Thursday, January 29, 2009

It Knocks On and On

The Monkey Cage pointed me to this great paper by Nathan Nunn and Leonard Wantchekon (who for my money is probably one of the most important political scientists in the world). Nunn and Wantchekon show how the effects of having family members extracted for the slave trade lingers on in people today in the form of lower trust in neighbours, family, and local government. This is a compelling and important argument. From the abstract: 

We investigate the historical origins of mistrust within Africa. Combining contemporary household survey data with historic data on slave shipments by ethnic group, we show that individuals whose ancestors were heavily threatened by the slave trade today exhibit less trust in neighbors, family co-ethnics, and their local government.

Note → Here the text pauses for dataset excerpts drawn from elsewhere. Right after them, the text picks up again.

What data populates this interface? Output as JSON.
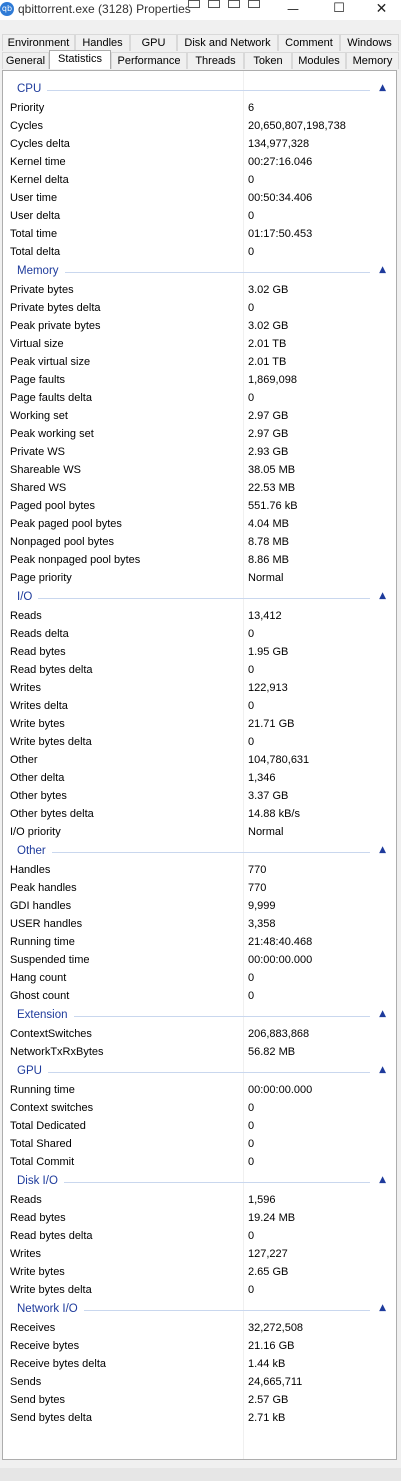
{
  "window": {
    "title": "qbittorrent.exe (3128) Properties",
    "minimize_glyph": "—",
    "maximize_glyph": "☐",
    "close_glyph": "✕"
  },
  "tabs": {
    "row1": [
      "Environment",
      "Handles",
      "GPU",
      "Disk and Network",
      "Comment",
      "Windows"
    ],
    "row2": [
      "General",
      "Statistics",
      "Performance",
      "Threads",
      "Token",
      "Modules",
      "Memory"
    ],
    "active": "Statistics"
  },
  "groups": [
    {
      "title": "CPU",
      "rows": [
        [
          "Priority",
          "6"
        ],
        [
          "Cycles",
          "20,650,807,198,738"
        ],
        [
          "Cycles delta",
          "134,977,328"
        ],
        [
          "Kernel time",
          "00:27:16.046"
        ],
        [
          "Kernel delta",
          "0"
        ],
        [
          "User time",
          "00:50:34.406"
        ],
        [
          "User delta",
          "0"
        ],
        [
          "Total time",
          "01:17:50.453"
        ],
        [
          "Total delta",
          "0"
        ]
      ]
    },
    {
      "title": "Memory",
      "rows": [
        [
          "Private bytes",
          "3.02 GB"
        ],
        [
          "Private bytes delta",
          "0"
        ],
        [
          "Peak private bytes",
          "3.02 GB"
        ],
        [
          "Virtual size",
          "2.01 TB"
        ],
        [
          "Peak virtual size",
          "2.01 TB"
        ],
        [
          "Page faults",
          "1,869,098"
        ],
        [
          "Page faults delta",
          "0"
        ],
        [
          "Working set",
          "2.97 GB"
        ],
        [
          "Peak working set",
          "2.97 GB"
        ],
        [
          "Private WS",
          "2.93 GB"
        ],
        [
          "Shareable WS",
          "38.05 MB"
        ],
        [
          "Shared WS",
          "22.53 MB"
        ],
        [
          "Paged pool bytes",
          "551.76 kB"
        ],
        [
          "Peak paged pool bytes",
          "4.04 MB"
        ],
        [
          "Nonpaged pool bytes",
          "8.78 MB"
        ],
        [
          "Peak nonpaged pool bytes",
          "8.86 MB"
        ],
        [
          "Page priority",
          "Normal"
        ]
      ]
    },
    {
      "title": "I/O",
      "rows": [
        [
          "Reads",
          "13,412"
        ],
        [
          "Reads delta",
          "0"
        ],
        [
          "Read bytes",
          "1.95 GB"
        ],
        [
          "Read bytes delta",
          "0"
        ],
        [
          "Writes",
          "122,913"
        ],
        [
          "Writes delta",
          "0"
        ],
        [
          "Write bytes",
          "21.71 GB"
        ],
        [
          "Write bytes delta",
          "0"
        ],
        [
          "Other",
          "104,780,631"
        ],
        [
          "Other delta",
          "1,346"
        ],
        [
          "Other bytes",
          "3.37 GB"
        ],
        [
          "Other bytes delta",
          "14.88 kB/s"
        ],
        [
          "I/O priority",
          "Normal"
        ]
      ]
    },
    {
      "title": "Other",
      "rows": [
        [
          "Handles",
          "770"
        ],
        [
          "Peak handles",
          "770"
        ],
        [
          "GDI handles",
          "9,999"
        ],
        [
          "USER handles",
          "3,358"
        ],
        [
          "Running time",
          "21:48:40.468"
        ],
        [
          "Suspended time",
          "00:00:00.000"
        ],
        [
          "Hang count",
          "0"
        ],
        [
          "Ghost count",
          "0"
        ]
      ]
    },
    {
      "title": "Extension",
      "rows": [
        [
          "ContextSwitches",
          "206,883,868"
        ],
        [
          "NetworkTxRxBytes",
          "56.82 MB"
        ]
      ]
    },
    {
      "title": "GPU",
      "rows": [
        [
          "Running time",
          "00:00:00.000"
        ],
        [
          "Context switches",
          "0"
        ],
        [
          "Total Dedicated",
          "0"
        ],
        [
          "Total Shared",
          "0"
        ],
        [
          "Total Commit",
          "0"
        ]
      ]
    },
    {
      "title": "Disk I/O",
      "rows": [
        [
          "Reads",
          "1,596"
        ],
        [
          "Read bytes",
          "19.24 MB"
        ],
        [
          "Read bytes delta",
          "0"
        ],
        [
          "Writes",
          "127,227"
        ],
        [
          "Write bytes",
          "2.65 GB"
        ],
        [
          "Write bytes delta",
          "0"
        ]
      ]
    },
    {
      "title": "Network I/O",
      "rows": [
        [
          "Receives",
          "32,272,508"
        ],
        [
          "Receive bytes",
          "21.16 GB"
        ],
        [
          "Receive bytes delta",
          "1.44 kB"
        ],
        [
          "Sends",
          "24,665,711"
        ],
        [
          "Send bytes",
          "2.57 GB"
        ],
        [
          "Send bytes delta",
          "2.71 kB"
        ]
      ]
    }
  ],
  "icons": {
    "app": "qbittorrent-app-icon",
    "collapse": "chevron-up-icon"
  },
  "colors": {
    "group_title": "#1e3b9c",
    "group_line": "#c9d7ee"
  }
}
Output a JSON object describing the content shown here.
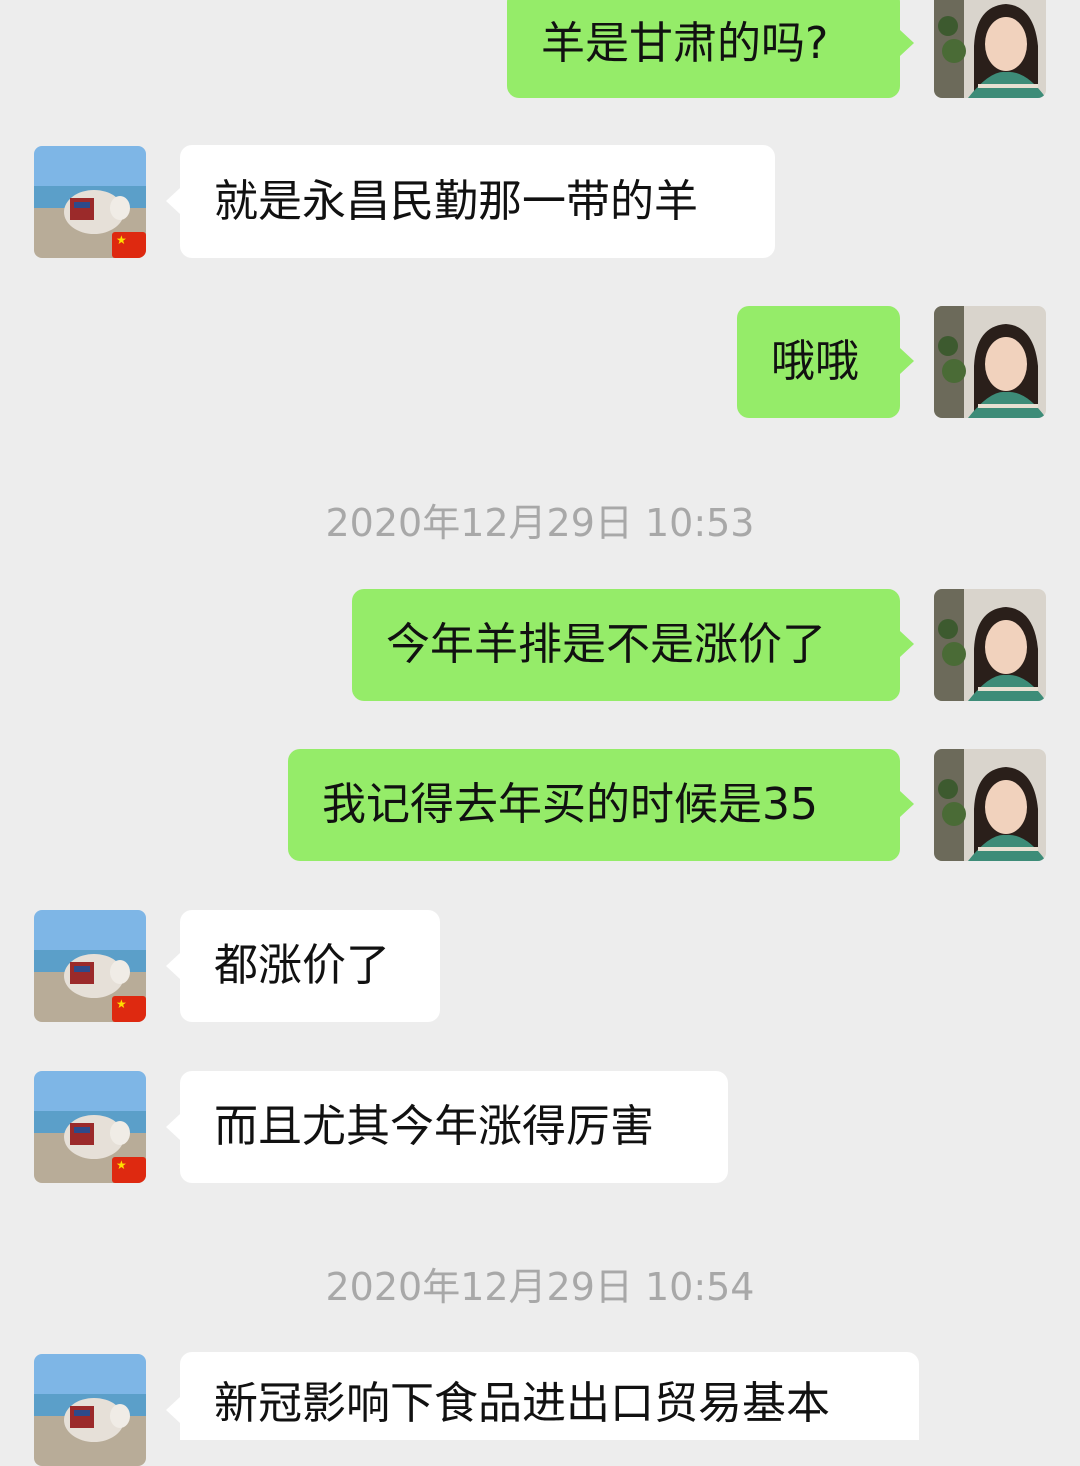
{
  "chat": {
    "messages": [
      {
        "side": "me",
        "text": "羊是甘肃的吗?"
      },
      {
        "side": "other",
        "text": "就是永昌民勤那一带的羊"
      },
      {
        "side": "me",
        "text": "哦哦"
      },
      {
        "side": "me",
        "text": "今年羊排是不是涨价了"
      },
      {
        "side": "me",
        "text": "我记得去年买的时候是35"
      },
      {
        "side": "other",
        "text": "都涨价了"
      },
      {
        "side": "other",
        "text": "而且尤其今年涨得厉害"
      },
      {
        "side": "other",
        "text": "新冠影响下食品进出口贸易基本"
      }
    ],
    "timestamps": [
      "2020年12月29日 10:53",
      "2020年12月29日 10:54"
    ]
  },
  "colors": {
    "background": "#ededed",
    "my_bubble": "#95ec69",
    "other_bubble": "#ffffff",
    "timestamp_text": "#a8a8a8"
  },
  "icons": {
    "me_avatar": "woman-portrait-avatar",
    "other_avatar": "yak-photo-avatar",
    "flag_badge": "china-flag-icon"
  }
}
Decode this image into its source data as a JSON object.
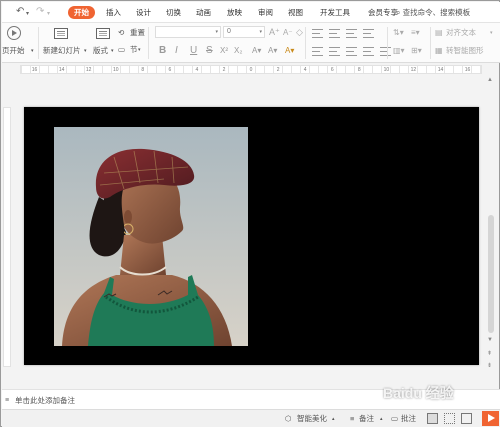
{
  "menu": {
    "tabs": [
      "开始",
      "插入",
      "设计",
      "切换",
      "动画",
      "放映",
      "审阅",
      "视图",
      "开发工具",
      "会员专享"
    ],
    "search_label": "查找命令、搜索模板",
    "quick_access": {
      "undo": "↶",
      "redo": "↷"
    }
  },
  "ribbon": {
    "from_page": "从当前开始",
    "from_page_visible": "页开始",
    "new_slide": "新建幻灯片",
    "layout": "版式",
    "section": "节",
    "reset": "重置",
    "font_size": "0",
    "increase_font": "A⁺",
    "decrease_font": "A⁻",
    "bold": "B",
    "italic": "I",
    "underline": "U",
    "strike": "S",
    "align_text": "对齐文本",
    "smart_graphic": "转智能图形"
  },
  "ruler": {
    "labels": [
      "16",
      "14",
      "12",
      "10",
      "8",
      "6",
      "4",
      "2",
      "0",
      "2",
      "4",
      "6",
      "8",
      "10",
      "12",
      "14",
      "16"
    ]
  },
  "notes": {
    "placeholder": "单击此处添加备注"
  },
  "status": {
    "smart_beautify": "智能美化",
    "notes": "备注",
    "comments": "批注"
  },
  "watermark": {
    "text": "Baidu 经验"
  },
  "colors": {
    "accent": "#f06432",
    "slide_bg": "#000000"
  }
}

We confirm that the relationship is causal by instrumenting the historic intensity of the slave trade by the historic distance from the coast of the respondent’s ancestors, controlling for the respondent’s current distance from the coast. We undertake a number of falsification exercises, all of which suggest that the necessary exclusion restrictions are likely satisfied. We then show that much of the relationship between the slave trade and an individual’s level of trust today cannot be explained by the slave trade’s effect on factors external to the individual, such as domestic institutions or the legal environment. Instead, the evidence shows that a significant portion of the effects of the slave trade work through vertically transmitted factors that are internal to the individual, such as cultural norms of behavior, beliefs and values.

You can read the whole paper here. It's a great example of good political science: it is empirically rigorous, takes the question of causation seriously, incorporates elements of culture, and is morally engaged.